Yeah my memories of the controls may be a little off. The lock-on is the Ocarina element, and Goldeneye has auto-aim. Both mean that your focus in combat is on specific enemies at a time. The later stages of Prime like the mines ramp up the difficulty by mixing up enemy types in groups, forcing you to frequently change targets. I guess what I’m saying is the controls in Prime are a mix of Zelda and Goldeneye, and that reflects itself in the combat.
Miyamoto produced Prime, and pushed the team to switch to first-person, he likely had a large hand in the controls, as he did in other producer roles on Star Fox and Excitebike. I can see why he would use Goldeneye, a N64 game jointly produced with Nintendo, as the basis for first-person controls.
Edit: I just remembered that many of the original Retro Studios team worked on Turok on N64, so there’s some kind of a design family tree going on.

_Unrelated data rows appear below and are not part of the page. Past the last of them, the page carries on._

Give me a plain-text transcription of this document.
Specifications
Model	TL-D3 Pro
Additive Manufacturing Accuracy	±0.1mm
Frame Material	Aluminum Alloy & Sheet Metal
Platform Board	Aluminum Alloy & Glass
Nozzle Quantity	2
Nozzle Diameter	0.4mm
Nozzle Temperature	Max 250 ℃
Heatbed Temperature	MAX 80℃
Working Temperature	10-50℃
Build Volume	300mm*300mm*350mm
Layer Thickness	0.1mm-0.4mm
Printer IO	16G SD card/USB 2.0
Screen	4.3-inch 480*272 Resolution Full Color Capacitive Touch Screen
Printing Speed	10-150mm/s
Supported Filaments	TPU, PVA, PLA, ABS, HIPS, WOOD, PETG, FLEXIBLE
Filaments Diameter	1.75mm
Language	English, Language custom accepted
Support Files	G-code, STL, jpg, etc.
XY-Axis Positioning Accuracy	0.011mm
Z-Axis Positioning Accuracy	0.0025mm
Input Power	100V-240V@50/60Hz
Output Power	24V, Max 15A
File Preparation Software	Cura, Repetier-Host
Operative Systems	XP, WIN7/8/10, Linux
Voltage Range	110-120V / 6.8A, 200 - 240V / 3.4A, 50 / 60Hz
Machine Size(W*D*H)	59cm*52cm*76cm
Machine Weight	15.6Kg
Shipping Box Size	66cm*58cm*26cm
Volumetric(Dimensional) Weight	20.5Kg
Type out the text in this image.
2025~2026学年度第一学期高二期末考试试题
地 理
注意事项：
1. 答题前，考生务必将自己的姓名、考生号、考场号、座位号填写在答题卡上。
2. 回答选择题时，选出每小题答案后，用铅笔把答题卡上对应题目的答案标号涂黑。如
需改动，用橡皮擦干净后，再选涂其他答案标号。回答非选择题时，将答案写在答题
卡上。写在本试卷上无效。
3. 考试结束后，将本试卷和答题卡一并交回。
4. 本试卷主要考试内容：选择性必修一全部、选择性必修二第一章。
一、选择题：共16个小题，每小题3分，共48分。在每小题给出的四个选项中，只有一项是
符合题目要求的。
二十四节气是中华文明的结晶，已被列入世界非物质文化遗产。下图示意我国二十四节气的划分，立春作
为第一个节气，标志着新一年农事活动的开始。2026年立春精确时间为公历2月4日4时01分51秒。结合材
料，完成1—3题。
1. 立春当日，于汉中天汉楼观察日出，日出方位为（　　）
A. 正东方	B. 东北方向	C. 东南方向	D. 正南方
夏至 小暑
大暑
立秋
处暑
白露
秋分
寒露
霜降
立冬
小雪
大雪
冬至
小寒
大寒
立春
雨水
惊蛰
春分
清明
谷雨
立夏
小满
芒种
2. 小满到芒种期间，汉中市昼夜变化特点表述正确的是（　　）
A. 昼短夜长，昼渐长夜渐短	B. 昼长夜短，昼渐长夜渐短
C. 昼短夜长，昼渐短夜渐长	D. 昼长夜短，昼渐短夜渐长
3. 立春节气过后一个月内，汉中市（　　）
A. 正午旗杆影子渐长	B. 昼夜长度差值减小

Noooo that’s just like my tank controls analogy nooooo
i should also mention that i haven’t played the original Prime with a gamecube controller, so if that’s a crucial point of praise i’ve unfortunately missed it
Obviously the Steam controller is the ideal control method for Metroid Prime - motion and dual stage triggers and analog and
I actually found the motion controls in Prime 3 pretty intuitive/easy to use, but I didn’t like that it put an emphasis on aiming. Every other FPS is about aiming I liked when Prime was doing its own thing.
idk why but I love FPS games that are all about movement but not about aiming (Prime, Doom, Mirrors Edge) and shooters that are all about aiming but not movement (Time Crisis, House of the Dead). Not huge on that middleground, unless it’s multiplayer.